A divided U.S. Supreme Court blocked Wisconsin’s voter ID law late Thursday, issuing a terse yet dramatic one-page ruling less than four weeks before the Nov. 4 election. The 6-3 vote means in all likelihood the requirement to show ID at the polls will not be in effect for the election. But Attorney General J.B. Van Hollen said he would seek ways to reinstate the law within the month. Gov. Scott Walker and his fellow Republicans approved the law in 2011, but it was quickly blocked by a series of court decisions in four lawsuits. It was reinstated by a federal appeals court in recent weeks, but Thursday’s ruling again put the law on hold. “That is great news, wonderful news,” Milwaukee NAACP chapter President James Hall said. “I think it’s gratifying that the court has seen fit to block the implementation of this law that would most certainly create chaos and confusion in this election.”
Critics of the new law complained that the state would not be able to train poll workers, inform voters and distribute IDs to those who would need them to vote. But Van Hollen said his office “will be exploring alternatives to address the court’s concern and have voter ID on election day.” “I believe the voter ID law is constitutional, and nothing in the court’s order suggests otherwise,” the second-term Republican said in his statement.
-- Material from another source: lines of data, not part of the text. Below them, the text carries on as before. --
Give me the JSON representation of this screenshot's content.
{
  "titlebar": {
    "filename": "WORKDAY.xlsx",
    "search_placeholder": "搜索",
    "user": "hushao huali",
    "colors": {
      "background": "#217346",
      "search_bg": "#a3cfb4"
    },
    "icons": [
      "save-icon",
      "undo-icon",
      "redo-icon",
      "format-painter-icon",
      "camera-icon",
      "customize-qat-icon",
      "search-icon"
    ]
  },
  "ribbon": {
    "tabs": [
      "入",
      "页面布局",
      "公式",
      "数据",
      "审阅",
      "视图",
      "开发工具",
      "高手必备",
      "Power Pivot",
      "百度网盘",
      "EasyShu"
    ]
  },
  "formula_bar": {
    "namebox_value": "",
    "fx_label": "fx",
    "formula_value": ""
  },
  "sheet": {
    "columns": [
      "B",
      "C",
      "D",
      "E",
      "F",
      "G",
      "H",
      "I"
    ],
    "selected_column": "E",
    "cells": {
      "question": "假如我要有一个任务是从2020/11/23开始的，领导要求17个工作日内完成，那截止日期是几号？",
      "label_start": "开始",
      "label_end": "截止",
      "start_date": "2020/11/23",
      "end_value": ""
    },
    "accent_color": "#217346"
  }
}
Assembly Speaker Robin Vos (R-Rochester) said he was surprised by the high court’s action. “It’s disappointing,” Vos said. “It’s broadly supported by the public. We showed in every way possible we could handle it. It’s a common sense idea that should go forward.”
Ruling to block the voter ID law for this election were Chief Justice John Roberts and Justices Stephen Breyer, Ruth Bader Ginsburg, Elena Kagan, Anthony Kennedy and Sonia Sotomayor. Dissenting were Justices Samuel Alito, Antonin Scalia and Clarence Thomas. Those in the majority did not explain their rationale.